This Hidden Gem State Park Is One Of The Best Stargazing Destinations In Texas

As the seasons change and the weather grows warmer, outdoor enthusiasts begin dreaming about their summer camping trips each year. Camping is a quintessential summer pastime and the perfect way to connect with friends, family, and the natural world. For some of us, camping trips are the only time we allow ourselves to leave our laptops at home, put our cell phones on airplane mode, and fully unplug. If you're planning a summer full of outdoor adventures and long, starlit nights spent swapping stories around a campfire, consider adding Copper Breaks State Park

One of 80 state parks in Texas, Copper Breaks has somehow managed to remain under the radar despite being one of the loveliest places to enjoy nature in the expansive state. It's located under four hours from Fort Worth and Dallas. As the park is somewhat remote, you'll need a car rental, which you can find for around $25 per day. Entrance to the state park costs $3 per day.

Copper Breaks State Park encompasses nearly 1,900 acres in northern Texas, near the Oklahoma border. Indigenous people lived in the area for thousands of years, and there are several sacred sites within the park. The landscape features rugged red rocks and sparkling lakes that offer hiking, fishing, and camping opportunities. Best of all, Copper Breaks State Park offers some of the best stargazing in Texas and is a top-ranked place for incredible views of starlit skies. 
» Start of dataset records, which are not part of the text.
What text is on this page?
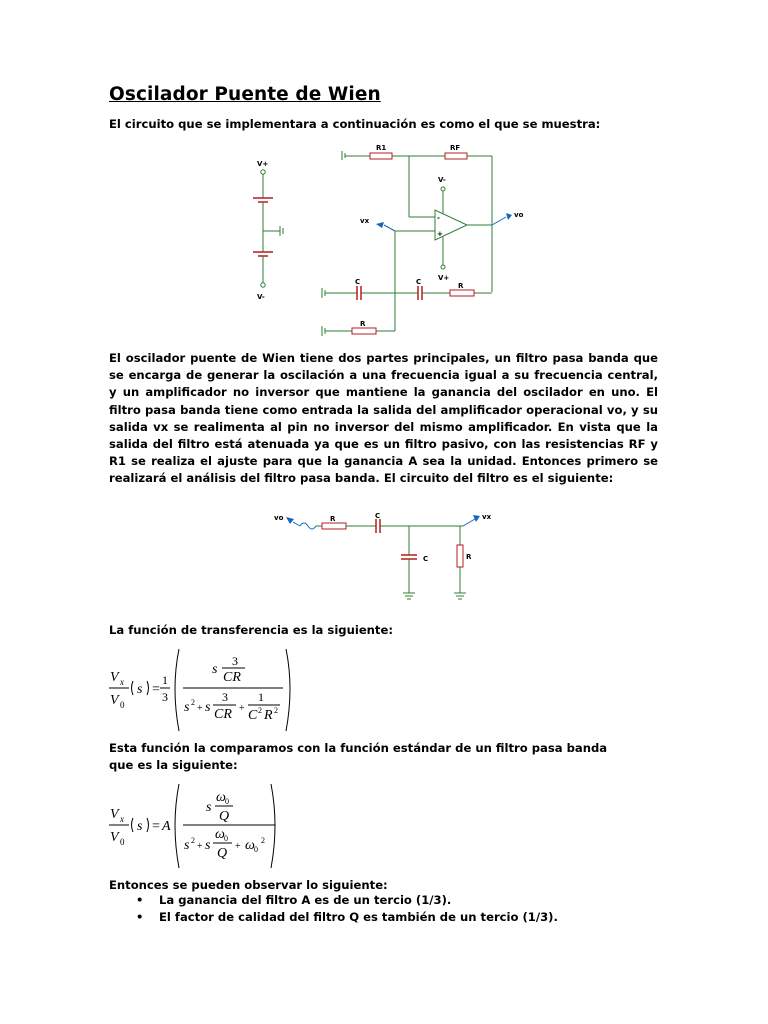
Oscilador Puente de Wien
El circuito que se implementara a continuación es como el que se muestra:
V+
V-
R1	RF
-
+
V-
V+
vo
vx
C	C	R
R
El oscilador puente de Wien tiene dos partes principales, un filtro pasa banda que se encarga de generar la oscilación a una frecuencia igual a su frecuencia central, y un amplificador no inversor que mantiene la ganancia del oscilador en uno. El filtro pasa banda tiene como entrada la salida del amplificador operacional vo, y su salida vx se realimenta al pin no inversor del mismo amplificador. En vista que la salida del filtro está atenuada ya que es un filtro pasivo, con las resistencias RF y R1 se realiza el ajuste para que la ganancia A sea la unidad. Entonces primero se realizará el análisis del filtro pasa banda. El circuito del filtro es el siguiente:
vo	R	C	vx
C	R
La función de transferencia es la siguiente:
V x
V 0
s =
1
3
s
3
CR
s 2
+ s
3
CR +
1
C 2 R 2
Esta función la comparamos con la función estándar de un filtro pasa banda que es la siguiente:
V x
V 0
s = A
s
ω 0
Q
s 2
+ s
ω 0
Q + ω 0
2
Entonces se pueden observar lo siguiente:
• La ganancia del filtro A es de un tercio (1/3).
• El factor de calidad del filtro Q es también de un tercio (1/3).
Enjoy the twinkling of celestial bodies without light pollution

Dark Sky International began a movement to preserve the beauty of the night sky back in 1988, which is a critical mission considering an estimated 80% of people in the United States have never seen the Milky Way. Since then, more than 200 places across the globe have been certified Dark Sky Parks. There are 60 places designated by Dark Sky International in the United States, seven of which are located in Texas. 

Copper Breaks State Park is one of the state's five Dark Sky Parks. The Bortle Dark-Sky Scale is a tool that measures how well you can observe stars, planets, and other objects in the night sky based on light pollution. One represents the darkest skies on Earth, and nine represents extreme light pollution found in urban centers. Copper Breaks State Parks is ranked at two, making it a spectacular place to camp under the stars in the U.S.

Copper Breaks was designated by the Dark Sky International organization in 2014, and since then, the park has created a variety of events and attractions for amateur astronomers. If you're interested in learning more about the night sky, consider planning your visit to the state park around one of the monthly Star Parties, which take place between April and November. The Texas Parks and Wildlife Website offers excellent resources for hopeful stargazers, including star maps, sun and moon information, and weather forecasts to help you plan your trip.

Planning your trip to Copper Breaks

Copper Breaks State Park is a dream camping destination. There are plenty of options for tent campers and those traveling in a camper van or RV. Primitive campsites, in which you hike in with your gear, start at just $12 per night. Keep in mind that you won't have access to water or electricity, and the sites don't feature fire pits or tables. Also, you are not permitted to build a fire on the ground, although camping stoves are allowed. 

Sites in the designated campgrounds offer less privacy but more amenities for the same price. You will have access to water, and each site has a fire ring and a picnic table. Bathrooms and showers are also available. If you plan to bring your horses, equestrian campsites are also available in the park. Sites with electric hookups for RVs or camper vans are $20 per night and feature picnic tables, fire pits, and water.

If camping isn't your thing, several cabins are available for rent within Copper Breaks State Park, accommodating groups of up to six people. Rustic cabins with bunk beds, outdoor fire rings, and grills cost $60 per night. They do not have bathrooms, but guests can use the nearby bathroom and shower houses. The largest cabin, which accommodates six people, has a kitchen and restrooms and costs $125 per night. All cabins have heat and AC for your comfort and convenience.